Difficile de ne pas penser à Cronenberg devant certains détails bio-technologiques de l’intrigue. Un Cronenberg ouvertement rigolard et satirique, et aussi plutôt réac. Là où le démiurge de Toronto semble nous conseiller de nous faire au changement inéluctable, Dupieux énonce quelque chose qui ressemble à première vue à une critique de la modernité. Je dis à première vue, car le parallèle cronenbergien n’est que superficiel, de même que l’accusation de conservatisme — aussi bien, à mon avis, que celle de misogynie. Je m’explique, il n’est pas impossible que ces deux caractéristiques proviennent de ce que le film se coule dans le format du conte merveilleux. Ce serait une sorte d’adaptation lointaine d’une histoire comme le Pêcheur et sa femme*. Soit, un homme mou mais raisonnable — et, argument massue en faveur de ce que j’avance, effectivement adepte de pêche à la ligne —, et son épouse énergique mais au net penchant pour l’hubris. Les voici qui rencontrent un Méphistophélès mi-chair mi-poisson, qui n’oblige à rien mais accorde tout via un étonnant conduit. Au diapason des dialogues ciselés, qui s’amusent des tournures phatiques au goût du jour (’’bisou’’), le boniment du personnage, vu dans la bande-annonce, est tout ce qu’il y a de savoureux. Ce conduit, Madame, Monsieur, écoutez-moi bien, vous n’allez pas le croire et pourtant c’est la vérité, ce conduit, ce conduit.

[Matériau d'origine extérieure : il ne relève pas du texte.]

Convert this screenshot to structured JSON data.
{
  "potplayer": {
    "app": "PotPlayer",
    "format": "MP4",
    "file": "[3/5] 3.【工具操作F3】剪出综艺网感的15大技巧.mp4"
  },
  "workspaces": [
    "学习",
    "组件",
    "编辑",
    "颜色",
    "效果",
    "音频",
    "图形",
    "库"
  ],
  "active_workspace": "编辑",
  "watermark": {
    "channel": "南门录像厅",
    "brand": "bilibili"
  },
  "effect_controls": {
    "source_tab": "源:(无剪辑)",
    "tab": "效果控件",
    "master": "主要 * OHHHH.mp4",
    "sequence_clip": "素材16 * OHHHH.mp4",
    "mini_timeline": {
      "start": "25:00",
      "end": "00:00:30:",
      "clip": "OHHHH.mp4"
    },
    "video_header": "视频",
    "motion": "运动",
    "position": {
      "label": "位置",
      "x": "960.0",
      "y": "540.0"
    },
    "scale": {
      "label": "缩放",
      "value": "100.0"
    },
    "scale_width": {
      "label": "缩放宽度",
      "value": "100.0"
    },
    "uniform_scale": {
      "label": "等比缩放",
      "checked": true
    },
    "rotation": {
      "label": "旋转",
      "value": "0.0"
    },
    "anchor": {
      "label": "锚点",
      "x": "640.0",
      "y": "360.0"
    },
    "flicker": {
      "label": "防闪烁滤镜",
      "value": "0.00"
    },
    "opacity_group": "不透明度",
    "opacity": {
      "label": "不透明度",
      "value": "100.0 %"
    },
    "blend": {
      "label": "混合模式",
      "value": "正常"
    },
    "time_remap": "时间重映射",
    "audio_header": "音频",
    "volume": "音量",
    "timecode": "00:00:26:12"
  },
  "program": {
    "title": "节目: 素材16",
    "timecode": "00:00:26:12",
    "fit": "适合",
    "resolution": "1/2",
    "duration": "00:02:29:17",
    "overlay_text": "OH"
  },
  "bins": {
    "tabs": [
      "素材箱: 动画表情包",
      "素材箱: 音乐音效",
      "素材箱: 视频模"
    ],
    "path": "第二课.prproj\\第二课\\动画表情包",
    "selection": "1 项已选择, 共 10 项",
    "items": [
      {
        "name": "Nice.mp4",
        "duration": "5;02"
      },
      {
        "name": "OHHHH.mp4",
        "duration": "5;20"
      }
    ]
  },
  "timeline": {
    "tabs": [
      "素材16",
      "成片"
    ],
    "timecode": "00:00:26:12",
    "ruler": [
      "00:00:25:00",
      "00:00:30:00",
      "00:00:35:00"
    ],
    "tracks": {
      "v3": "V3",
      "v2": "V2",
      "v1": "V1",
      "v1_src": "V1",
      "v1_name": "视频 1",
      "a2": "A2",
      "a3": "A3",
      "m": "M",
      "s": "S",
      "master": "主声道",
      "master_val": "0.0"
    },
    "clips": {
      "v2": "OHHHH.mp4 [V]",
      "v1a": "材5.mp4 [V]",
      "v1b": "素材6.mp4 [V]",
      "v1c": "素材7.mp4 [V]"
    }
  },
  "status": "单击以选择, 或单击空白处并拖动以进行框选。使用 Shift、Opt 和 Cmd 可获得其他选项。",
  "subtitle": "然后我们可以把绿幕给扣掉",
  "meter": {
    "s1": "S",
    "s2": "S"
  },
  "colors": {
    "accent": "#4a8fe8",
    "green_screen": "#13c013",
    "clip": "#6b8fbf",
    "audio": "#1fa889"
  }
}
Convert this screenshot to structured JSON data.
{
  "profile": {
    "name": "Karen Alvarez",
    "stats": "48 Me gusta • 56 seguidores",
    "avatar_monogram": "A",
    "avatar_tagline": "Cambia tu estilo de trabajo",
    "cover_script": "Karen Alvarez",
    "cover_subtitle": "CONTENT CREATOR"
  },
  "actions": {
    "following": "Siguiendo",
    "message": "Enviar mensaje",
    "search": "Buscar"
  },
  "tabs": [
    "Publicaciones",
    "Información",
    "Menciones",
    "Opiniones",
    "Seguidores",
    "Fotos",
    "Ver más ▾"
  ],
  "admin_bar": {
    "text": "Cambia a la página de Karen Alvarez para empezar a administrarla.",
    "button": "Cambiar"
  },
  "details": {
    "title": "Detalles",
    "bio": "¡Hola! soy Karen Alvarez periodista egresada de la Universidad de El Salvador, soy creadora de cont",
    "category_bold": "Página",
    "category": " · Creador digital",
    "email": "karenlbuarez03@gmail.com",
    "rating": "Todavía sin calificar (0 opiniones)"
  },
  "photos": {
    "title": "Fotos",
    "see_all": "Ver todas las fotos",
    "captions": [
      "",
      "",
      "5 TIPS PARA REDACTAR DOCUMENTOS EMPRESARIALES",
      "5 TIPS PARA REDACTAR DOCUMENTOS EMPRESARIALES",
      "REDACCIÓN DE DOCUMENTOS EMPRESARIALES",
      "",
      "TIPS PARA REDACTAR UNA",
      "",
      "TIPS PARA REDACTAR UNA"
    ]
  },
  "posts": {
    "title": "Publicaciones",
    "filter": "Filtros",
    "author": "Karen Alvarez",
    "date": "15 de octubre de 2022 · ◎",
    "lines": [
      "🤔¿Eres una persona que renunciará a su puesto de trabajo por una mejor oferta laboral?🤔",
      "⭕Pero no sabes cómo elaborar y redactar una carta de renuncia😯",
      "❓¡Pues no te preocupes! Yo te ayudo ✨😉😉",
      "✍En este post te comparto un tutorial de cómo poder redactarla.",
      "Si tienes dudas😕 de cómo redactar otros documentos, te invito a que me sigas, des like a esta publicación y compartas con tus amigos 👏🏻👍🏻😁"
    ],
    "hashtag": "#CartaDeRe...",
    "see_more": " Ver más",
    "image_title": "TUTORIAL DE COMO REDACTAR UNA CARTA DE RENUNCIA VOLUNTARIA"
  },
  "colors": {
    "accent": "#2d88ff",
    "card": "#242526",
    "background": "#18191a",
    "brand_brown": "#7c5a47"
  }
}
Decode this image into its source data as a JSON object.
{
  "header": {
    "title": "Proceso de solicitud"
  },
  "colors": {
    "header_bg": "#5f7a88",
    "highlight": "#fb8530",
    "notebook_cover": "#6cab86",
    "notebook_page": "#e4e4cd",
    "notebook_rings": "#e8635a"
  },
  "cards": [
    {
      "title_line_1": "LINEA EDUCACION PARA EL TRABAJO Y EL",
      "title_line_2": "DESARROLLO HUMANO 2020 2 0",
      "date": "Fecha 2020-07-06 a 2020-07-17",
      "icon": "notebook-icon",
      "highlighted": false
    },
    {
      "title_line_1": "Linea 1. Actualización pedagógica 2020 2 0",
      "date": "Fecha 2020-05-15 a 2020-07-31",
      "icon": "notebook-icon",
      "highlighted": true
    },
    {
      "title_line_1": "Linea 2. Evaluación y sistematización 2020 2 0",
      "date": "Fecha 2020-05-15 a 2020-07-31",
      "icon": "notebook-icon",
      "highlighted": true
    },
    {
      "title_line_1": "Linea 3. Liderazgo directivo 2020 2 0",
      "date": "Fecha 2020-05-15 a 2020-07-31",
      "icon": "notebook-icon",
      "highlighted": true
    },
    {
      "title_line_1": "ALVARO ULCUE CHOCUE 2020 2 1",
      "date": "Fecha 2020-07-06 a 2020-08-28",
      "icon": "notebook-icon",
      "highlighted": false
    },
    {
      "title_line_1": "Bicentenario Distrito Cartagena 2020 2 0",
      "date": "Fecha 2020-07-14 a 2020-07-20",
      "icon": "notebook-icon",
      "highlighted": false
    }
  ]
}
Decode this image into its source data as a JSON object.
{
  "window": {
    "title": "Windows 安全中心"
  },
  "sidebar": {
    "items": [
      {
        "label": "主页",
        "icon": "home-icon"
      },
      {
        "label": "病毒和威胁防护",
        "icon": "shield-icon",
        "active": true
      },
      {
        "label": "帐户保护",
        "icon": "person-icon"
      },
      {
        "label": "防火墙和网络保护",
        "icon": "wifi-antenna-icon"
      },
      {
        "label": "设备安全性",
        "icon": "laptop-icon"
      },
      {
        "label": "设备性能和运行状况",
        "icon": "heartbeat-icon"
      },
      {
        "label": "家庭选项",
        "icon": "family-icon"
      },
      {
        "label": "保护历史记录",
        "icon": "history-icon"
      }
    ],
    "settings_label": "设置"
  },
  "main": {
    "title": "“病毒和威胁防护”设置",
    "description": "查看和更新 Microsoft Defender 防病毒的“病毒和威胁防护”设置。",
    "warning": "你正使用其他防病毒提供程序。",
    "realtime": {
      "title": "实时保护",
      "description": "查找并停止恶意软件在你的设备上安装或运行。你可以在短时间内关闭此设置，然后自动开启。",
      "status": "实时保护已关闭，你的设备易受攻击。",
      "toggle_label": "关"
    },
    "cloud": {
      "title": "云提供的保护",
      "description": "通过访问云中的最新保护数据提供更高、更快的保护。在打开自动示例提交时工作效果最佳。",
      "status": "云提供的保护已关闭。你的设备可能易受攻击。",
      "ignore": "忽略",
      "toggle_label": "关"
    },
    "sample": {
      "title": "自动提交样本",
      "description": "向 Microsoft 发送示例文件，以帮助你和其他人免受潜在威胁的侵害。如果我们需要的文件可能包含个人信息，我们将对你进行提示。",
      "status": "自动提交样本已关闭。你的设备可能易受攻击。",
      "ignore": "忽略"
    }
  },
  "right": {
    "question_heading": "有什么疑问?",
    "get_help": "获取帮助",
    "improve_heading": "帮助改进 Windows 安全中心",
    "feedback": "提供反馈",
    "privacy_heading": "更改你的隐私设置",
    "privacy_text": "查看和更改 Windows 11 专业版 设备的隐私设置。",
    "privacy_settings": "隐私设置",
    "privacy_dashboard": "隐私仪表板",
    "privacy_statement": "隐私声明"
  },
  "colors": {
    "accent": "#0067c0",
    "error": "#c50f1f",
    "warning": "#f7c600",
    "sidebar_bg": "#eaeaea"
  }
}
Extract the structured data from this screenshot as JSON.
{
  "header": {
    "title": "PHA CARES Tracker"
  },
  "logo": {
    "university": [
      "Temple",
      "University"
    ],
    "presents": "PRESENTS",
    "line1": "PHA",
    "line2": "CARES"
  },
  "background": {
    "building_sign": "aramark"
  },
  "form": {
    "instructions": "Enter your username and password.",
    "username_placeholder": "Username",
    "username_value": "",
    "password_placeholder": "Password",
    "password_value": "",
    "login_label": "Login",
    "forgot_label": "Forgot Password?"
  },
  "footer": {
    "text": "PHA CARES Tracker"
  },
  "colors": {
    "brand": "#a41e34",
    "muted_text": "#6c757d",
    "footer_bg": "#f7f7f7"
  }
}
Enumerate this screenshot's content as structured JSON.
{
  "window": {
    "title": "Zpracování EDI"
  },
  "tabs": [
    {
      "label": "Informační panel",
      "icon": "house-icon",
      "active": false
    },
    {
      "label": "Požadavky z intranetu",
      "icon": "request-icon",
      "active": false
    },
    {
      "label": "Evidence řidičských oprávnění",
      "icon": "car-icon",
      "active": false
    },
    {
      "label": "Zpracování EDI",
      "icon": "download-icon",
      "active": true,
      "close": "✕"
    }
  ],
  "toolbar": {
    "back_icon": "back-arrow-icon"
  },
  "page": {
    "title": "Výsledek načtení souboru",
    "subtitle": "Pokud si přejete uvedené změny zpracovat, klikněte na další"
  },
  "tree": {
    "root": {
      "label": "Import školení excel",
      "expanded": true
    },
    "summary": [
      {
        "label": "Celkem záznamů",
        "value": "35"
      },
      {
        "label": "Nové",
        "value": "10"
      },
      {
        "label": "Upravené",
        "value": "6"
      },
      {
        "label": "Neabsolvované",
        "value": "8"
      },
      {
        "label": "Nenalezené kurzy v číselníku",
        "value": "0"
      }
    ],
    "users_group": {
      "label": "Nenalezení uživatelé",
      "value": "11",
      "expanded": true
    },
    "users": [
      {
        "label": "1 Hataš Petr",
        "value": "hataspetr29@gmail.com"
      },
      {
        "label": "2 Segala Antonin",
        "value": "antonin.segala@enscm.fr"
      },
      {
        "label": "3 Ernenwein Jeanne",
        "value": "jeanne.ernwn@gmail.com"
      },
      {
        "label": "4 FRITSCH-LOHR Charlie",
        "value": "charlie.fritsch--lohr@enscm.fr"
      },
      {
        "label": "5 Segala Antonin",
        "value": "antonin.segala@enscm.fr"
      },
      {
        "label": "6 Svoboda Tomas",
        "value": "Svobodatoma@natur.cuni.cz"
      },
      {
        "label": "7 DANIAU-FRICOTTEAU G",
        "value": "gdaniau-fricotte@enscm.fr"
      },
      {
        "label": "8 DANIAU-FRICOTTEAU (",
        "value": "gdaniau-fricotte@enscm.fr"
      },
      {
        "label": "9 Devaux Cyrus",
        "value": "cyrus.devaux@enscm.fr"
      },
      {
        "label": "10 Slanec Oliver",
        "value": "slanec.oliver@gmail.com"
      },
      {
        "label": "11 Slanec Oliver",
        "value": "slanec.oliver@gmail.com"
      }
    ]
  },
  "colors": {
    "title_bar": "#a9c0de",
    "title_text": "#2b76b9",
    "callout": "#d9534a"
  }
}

Tarare ondin, Tarare ondin,
Petit poisson, gentil fretin,
Mon Isabeau crie et tempête ;
Il en faut bien faire à sa tête.
Telle est la strophe qui rythme le conte collecté par les frères Grimm (traduction Baudry de 1864, où ’’tarare’’, pour ceux qui se le demandent comme moi il y a cinq minutes, est une interjection du genre taratata ou turlututu). Le conte est basé sur la répétition d’une même action, dont les effets sont tout à la fois de plus en plus satisfaisants et de plus en plus inquiétants. De son côté Dupieux s’en sort, une fois les prolégomènes de son histoire clairement posés, en organisant un ballet musical d’images muettes, qui fait s’envoler le film dans sa dernière partie. Contrairement à ce qui se passe dans le conte, les effets susmentionnés sont ici irréversibles, et le film se teinte d’une tristesse qui m’a semblé inédite dans l’œuvre de l’Oizo.
Un dernier mot sur la BO, fabriquée à partir de l’album de 1976 d’un certain Jon Santo** (AKA Andreas Beurmann, musicologue et physicien allemand décédé en 2016). C’est en quelque sorte un Switched-On Bach II, c’est-à-dire des pièces pour clavier de Bach interprétées au synthétiseur. Musique idéale pour le film, dont les atours grotesques recèlent une forme au classicisme inaltérable. Garanti 100 % sans fourmis à l’intérieur.